A word diary: These days, the days of fighting God Excel continue.
There is nothing wrong with handling the above table as data, When outputting, there is a request that "please do as shown in the table below".
Surprisingly, I couldn't find a page that does this processing itself, so I will post the implementation result.
dataframe_raw = pd.read_excel("Roster.xlsx") df=dataframe_raw["name"].str.split(' ',expand=True) #In this case, the name was divided by double-byte space, so split it into two columns.
If you divide by split, dataframe_process will be as shown in the table below, so check for duplicate surnames from here. If there are duplicates, special processing is used. If not, the surname is used as it is.

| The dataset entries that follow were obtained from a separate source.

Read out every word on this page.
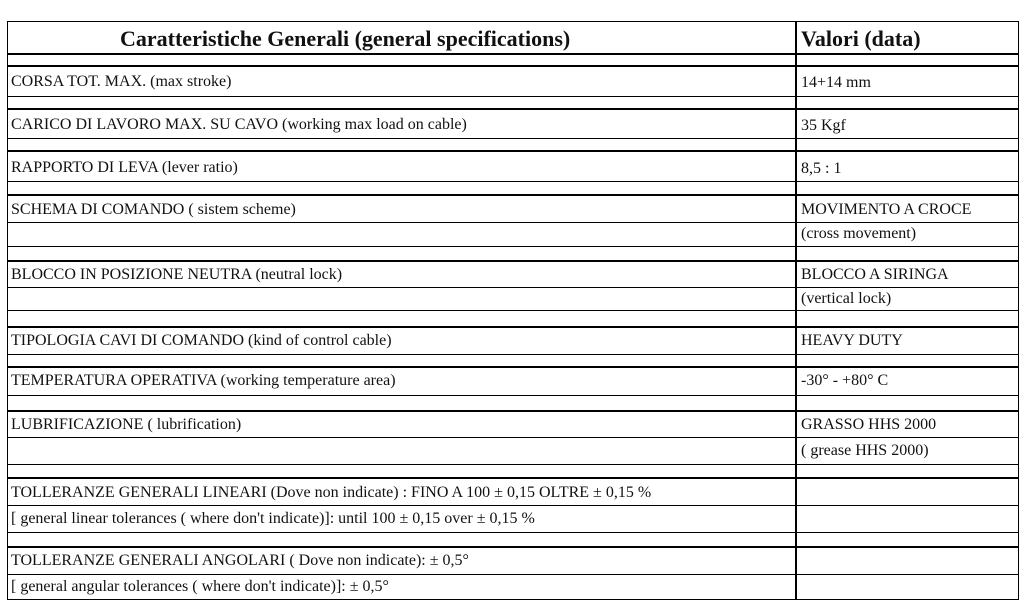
Caratteristiche Generali (general specifications)	Valori (data)
CORSA TOT. MAX. (max stroke)	14+14 mm
CARICO DI LAVORO MAX. SU CAVO (working max load on cable)	35 Kgf
RAPPORTO DI LEVA (lever ratio)	8,5 : 1
SCHEMA DI COMANDO ( sistem scheme)	MOVIMENTO A CROCE
(cross movement)
BLOCCO IN POSIZIONE NEUTRA (neutral lock)	BLOCCO A SIRINGA
(vertical lock)
TIPOLOGIA CAVI DI COMANDO (kind of control cable)	HEAVY DUTY
TEMPERATURA OPERATIVA (working temperature area)	-30° - +80° C
LUBRIFICAZIONE ( lubrification)	GRASSO HHS 2000
( grease HHS 2000)
TOLLERANZE GENERALI LINEARI (Dove non indicate) : FINO A 100 ± 0,15 OLTRE ± 0,15 %
[ general linear tolerances ( where don't indicate)]: until 100 ± 0,15 over ± 0,15 %
TOLLERANZE GENERALI ANGOLARI ( Dove non indicate): ± 0,5°
[ general angular tolerances ( where don't indicate)]: ± 0,5°
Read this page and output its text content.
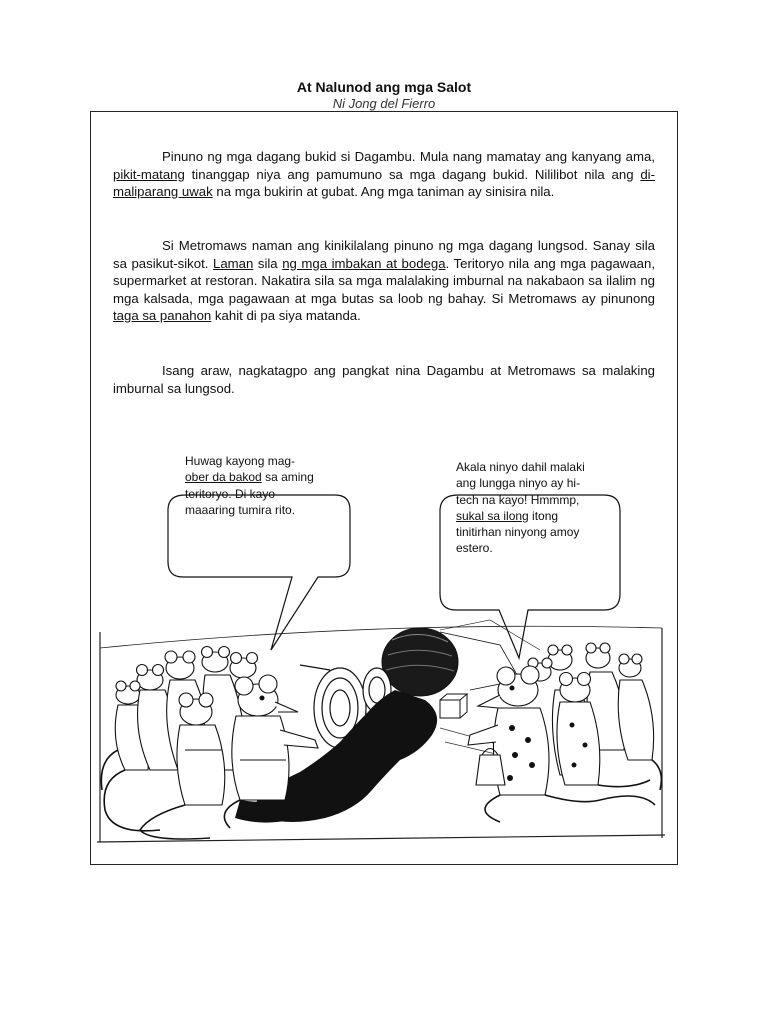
At Nalunod ang mga Salot
Ni Jong del Fierro

Pinuno ng mga dagang bukid si Dagambu. Mula nang mamatay ang kanyang ama, pikit-matang tinanggap niya ang pamumuno sa mga dagang bukid. Nililibot nila ang di-maliparang uwak na mga bukirin at gubat. Ang mga taniman ay sinisira nila.

Si Metromaws naman ang kinikilalang pinuno ng mga dagang lungsod. Sanay sila sa pasikut-sikot. Laman sila ng mga imbakan at bodega. Teritoryo nila ang mga pagawaan, supermarket at restoran. Nakatira sila sa mga malalaking imburnal na nakabaon sa ilalim ng mga kalsada, mga pagawaan at mga butas sa loob ng bahay. Si Metromaws ay pinunong taga sa panahon kahit di pa siya matanda.

Isang araw, nagkatagpo ang pangkat nina Dagambu at Metromaws sa malaking imburnal sa lungsod.

Huwag kayong mag-
ober da bakod sa aming
teritoryo. Di kayo
maaaring tumira rito.
Akala ninyo dahil malaki
ang lungga ninyo ay hi-
tech na kayo! Hmmmp,
sukal sa ilong itong
tinitirhan ninyong amoy
estero.
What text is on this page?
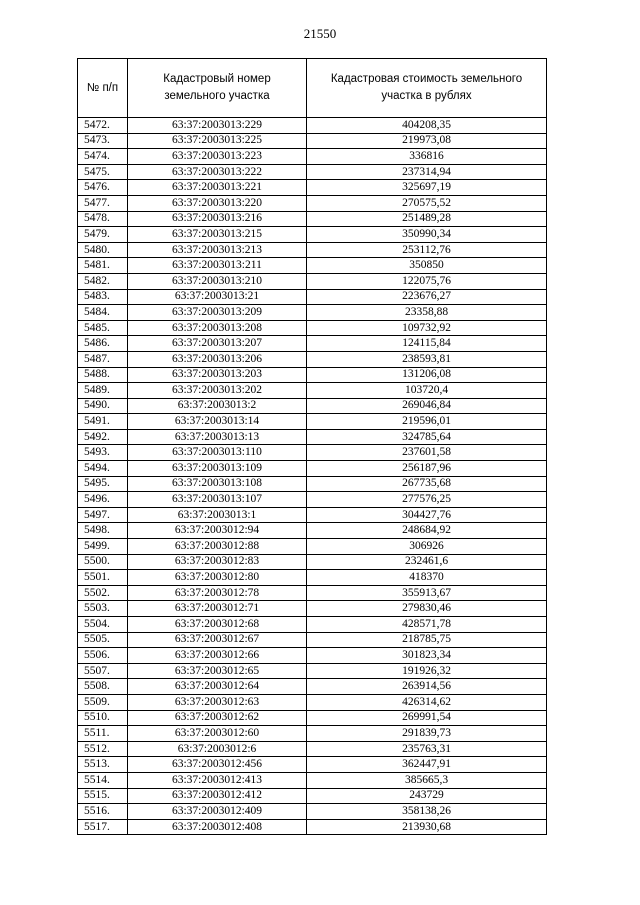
21550
№ п/п	Кадастровый номер земельного участка	Кадастровая стоимость земельного участка в рублях
5472.	63:37:2003013:229	404208,35
5473.	63:37:2003013:225	219973,08
5474.	63:37:2003013:223	336816
5475.	63:37:2003013:222	237314,94
5476.	63:37:2003013:221	325697,19
5477.	63:37:2003013:220	270575,52
5478.	63:37:2003013:216	251489,28
5479.	63:37:2003013:215	350990,34
5480.	63:37:2003013:213	253112,76
5481.	63:37:2003013:211	350850
5482.	63:37:2003013:210	122075,76
5483.	63:37:2003013:21	223676,27
5484.	63:37:2003013:209	23358,88
5485.	63:37:2003013:208	109732,92
5486.	63:37:2003013:207	124115,84
5487.	63:37:2003013:206	238593,81
5488.	63:37:2003013:203	131206,08
5489.	63:37:2003013:202	103720,4
5490.	63:37:2003013:2	269046,84
5491.	63:37:2003013:14	219596,01
5492.	63:37:2003013:13	324785,64
5493.	63:37:2003013:110	237601,58
5494.	63:37:2003013:109	256187,96
5495.	63:37:2003013:108	267735,68
5496.	63:37:2003013:107	277576,25
5497.	63:37:2003013:1	304427,76
5498.	63:37:2003012:94	248684,92
5499.	63:37:2003012:88	306926
5500.	63:37:2003012:83	232461,6
5501.	63:37:2003012:80	418370
5502.	63:37:2003012:78	355913,67
5503.	63:37:2003012:71	279830,46
5504.	63:37:2003012:68	428571,78
5505.	63:37:2003012:67	218785,75
5506.	63:37:2003012:66	301823,34
5507.	63:37:2003012:65	191926,32
5508.	63:37:2003012:64	263914,56
5509.	63:37:2003012:63	426314,62
5510.	63:37:2003012:62	269991,54
5511.	63:37:2003012:60	291839,73
5512.	63:37:2003012:6	235763,31
5513.	63:37:2003012:456	362447,91
5514.	63:37:2003012:413	385665,3
5515.	63:37:2003012:412	243729
5516.	63:37:2003012:409	358138,26
5517.	63:37:2003012:408	213930,68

df["name"]="" #Add the storage column to the third column for i in range(0,len(df)): #i to 0~Loop to the length of the roster NAME = df.at[i,0] check_count=(df==NAME).sum() #Count how many character strings are stored in the 0th column of the i-th row (if it is 2 or more, there is a person with the same surname). if check_count>=2: df.at[i,"name"]=df.at[i,0]+"("+df.at[i,1]+")" #If there are duplicates, the character string in the 0th column +("0th character of the first character string")Substitute else : df.at[i,"name"]=df.at[i,0] #If there is no duplication, the character string in the 0th column of the i-th row +(0th character of the character string in the 1st column of the i-line)Substitute
With this process, the data frame will be as shown in the table below, so you can use it by substituting the name column or combining it.
I feel that it is relatively clean, but I am afraid of what to do if a list with the same surname and the same name appears.